Si vous me considérez comme un démocrate, il n’a pas perdu mon soutien. S’il avait coupé les ponts avec l’UE, alors oui, il aurait perdu mon soutien.
Supposons qu’il ait perdu le soutien de la majorité d’entre eux. Perdre le soutien des démocrates est-ce que ce n’est pas définitif comme évolution pour l’avenir d’un parti ? La perte d’un tel soutien ne peut-elle pas porter atteinte à l’AKP ?
Bien sûr que si. En Turquie lorsque vous perdez le soutien des démocrates, vous vous privez d’une philosophie qui permet de résister aux pressions de l’Etat. L’AKP ne doit pas perdre le soutien ni des libéraux, ni des démocrates. Le moteur de la démocratisation en Turquie est une alliance entre les conservateurs et les libéraux.
Sans les conservateurs, les libéraux ne représentent rien. Sans les libéraux, les conservateurs se retrouvent déboussolés. Le Parti Démocrate de Menderes ,en perdant le soutien des intellectuels libéraux de la société, est retourné à un parti de masse, populaire. Un mouvement s’appuie sur la masse, mais elle ne peut pas diriger un pays. Ce sont les élus qualifiés choisis par cette même masse qui le fait. Le problème du Parti Démocrate, c’est de ne jamais avoir pu gagner un soutien libéral et d’être resté trop rural. Erdogan, quant à lui, est contraint de donner aux libéraux et aux démocrates un poids supérieur à leur poids réel dans la société.
Faut-il désormais s’attendre à de fréquentes surprises de la part d’Erdogan ?
Je ne partage pas cette opinion qui voudrait qu’on ne doive s’attendre qu’à des surprises de la part d’Erdogan.

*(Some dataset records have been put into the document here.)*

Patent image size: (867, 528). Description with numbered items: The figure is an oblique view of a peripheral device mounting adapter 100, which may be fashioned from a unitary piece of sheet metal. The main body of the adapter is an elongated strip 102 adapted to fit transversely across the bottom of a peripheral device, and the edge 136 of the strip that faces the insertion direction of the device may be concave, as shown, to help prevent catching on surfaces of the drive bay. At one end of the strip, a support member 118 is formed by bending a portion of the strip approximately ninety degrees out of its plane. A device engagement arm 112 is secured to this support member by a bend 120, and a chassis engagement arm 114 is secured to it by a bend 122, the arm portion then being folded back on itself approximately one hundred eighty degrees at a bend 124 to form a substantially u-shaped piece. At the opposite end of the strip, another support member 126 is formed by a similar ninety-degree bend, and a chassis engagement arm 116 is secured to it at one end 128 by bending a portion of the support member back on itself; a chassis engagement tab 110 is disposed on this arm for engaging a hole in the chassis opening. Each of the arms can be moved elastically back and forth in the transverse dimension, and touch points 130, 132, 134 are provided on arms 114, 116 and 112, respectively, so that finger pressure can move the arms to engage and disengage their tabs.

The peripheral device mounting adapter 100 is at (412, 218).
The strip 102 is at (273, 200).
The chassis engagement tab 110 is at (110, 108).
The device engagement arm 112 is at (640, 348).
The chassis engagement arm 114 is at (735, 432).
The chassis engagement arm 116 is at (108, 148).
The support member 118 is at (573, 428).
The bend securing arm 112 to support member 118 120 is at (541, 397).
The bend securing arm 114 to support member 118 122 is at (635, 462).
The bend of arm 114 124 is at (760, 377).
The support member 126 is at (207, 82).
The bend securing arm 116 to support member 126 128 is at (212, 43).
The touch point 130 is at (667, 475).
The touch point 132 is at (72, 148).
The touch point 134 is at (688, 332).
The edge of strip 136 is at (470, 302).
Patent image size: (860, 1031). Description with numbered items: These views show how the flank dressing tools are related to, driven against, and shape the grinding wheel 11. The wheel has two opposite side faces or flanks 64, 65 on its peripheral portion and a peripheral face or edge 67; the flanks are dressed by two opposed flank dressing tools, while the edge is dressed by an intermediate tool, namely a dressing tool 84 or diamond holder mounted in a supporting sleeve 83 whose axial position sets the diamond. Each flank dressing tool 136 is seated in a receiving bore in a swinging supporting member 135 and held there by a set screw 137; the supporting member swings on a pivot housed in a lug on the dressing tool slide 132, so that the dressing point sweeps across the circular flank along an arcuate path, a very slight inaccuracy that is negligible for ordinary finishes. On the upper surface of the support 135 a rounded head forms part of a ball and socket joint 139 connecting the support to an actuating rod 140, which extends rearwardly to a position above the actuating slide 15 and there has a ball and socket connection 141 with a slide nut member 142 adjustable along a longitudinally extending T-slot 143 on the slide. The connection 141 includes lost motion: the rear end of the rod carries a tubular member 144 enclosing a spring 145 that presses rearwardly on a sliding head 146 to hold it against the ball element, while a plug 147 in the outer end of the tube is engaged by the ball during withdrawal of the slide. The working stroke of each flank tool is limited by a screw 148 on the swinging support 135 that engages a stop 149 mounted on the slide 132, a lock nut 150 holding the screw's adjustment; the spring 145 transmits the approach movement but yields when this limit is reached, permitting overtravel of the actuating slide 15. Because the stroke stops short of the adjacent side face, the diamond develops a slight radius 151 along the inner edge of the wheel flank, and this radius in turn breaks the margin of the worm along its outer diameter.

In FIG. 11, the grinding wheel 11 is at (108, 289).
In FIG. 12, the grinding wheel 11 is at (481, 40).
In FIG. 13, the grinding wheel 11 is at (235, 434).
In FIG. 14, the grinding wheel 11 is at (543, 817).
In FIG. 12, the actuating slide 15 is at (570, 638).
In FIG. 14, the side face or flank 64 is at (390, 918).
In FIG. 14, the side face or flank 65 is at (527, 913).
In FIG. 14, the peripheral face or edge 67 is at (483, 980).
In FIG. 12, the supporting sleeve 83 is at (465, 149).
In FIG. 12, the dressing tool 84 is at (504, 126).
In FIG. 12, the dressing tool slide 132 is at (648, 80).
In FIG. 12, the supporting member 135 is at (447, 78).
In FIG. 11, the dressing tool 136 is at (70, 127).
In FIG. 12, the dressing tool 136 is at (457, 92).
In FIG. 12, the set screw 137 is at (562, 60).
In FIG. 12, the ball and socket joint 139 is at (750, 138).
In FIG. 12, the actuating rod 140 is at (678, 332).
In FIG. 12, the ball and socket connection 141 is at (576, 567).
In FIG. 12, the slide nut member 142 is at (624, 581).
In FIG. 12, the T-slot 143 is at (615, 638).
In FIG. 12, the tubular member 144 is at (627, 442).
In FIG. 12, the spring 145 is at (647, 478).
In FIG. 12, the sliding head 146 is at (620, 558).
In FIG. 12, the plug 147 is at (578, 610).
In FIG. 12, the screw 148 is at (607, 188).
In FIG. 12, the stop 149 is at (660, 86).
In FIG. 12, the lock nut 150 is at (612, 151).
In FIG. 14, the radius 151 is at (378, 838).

Mais lorsque les valeurs traditionnelles contredisent l’idéologie officielle, il faut s’attendre à des surprises et des hésitations dans les gouvernements de centre-droit. Sur de tels sujets, Menderes comme Özal ont eux aussi procédé en zigzagant. Par ailleurs, les sujets sur lesquels Erdogan a surpris sont ceux où se rencontrent de manière abrupte libéralisme et conservatisme, idéologie officielle et valeurs traditionnelles. Sur de telles questions, il peut encore zigzaguer. Parce qu’un leader politique, dans la recherche de solutions à des problèmes, peut essayer plusieurs voies. Les leaders aussi peuvent se tromper. Rechercher l’esprit infaillible c’est du totalitarisme. Et personnellement, je souhaite ardemment que l’AKP réussisse.
Pourquoi ?
Parce que l’AKP dispose d’un potentiel susceptible de rassembler le centre-droit comme de favoriser la création d’une véritable social-démocratie.
S’il se disperse du fait de son échec, ce sera le retour au système des coalitions parlementaires. A ce moment, la bureaucratie se substituera aux représentants légitimes du peuple dans la gestion des affaires publiques. Et si du fait du processus de négociations avec l’UE, la bureaucratie n’a plus les moyens de piloter alors nous hériterons d’une « ingouvernable démocratie ».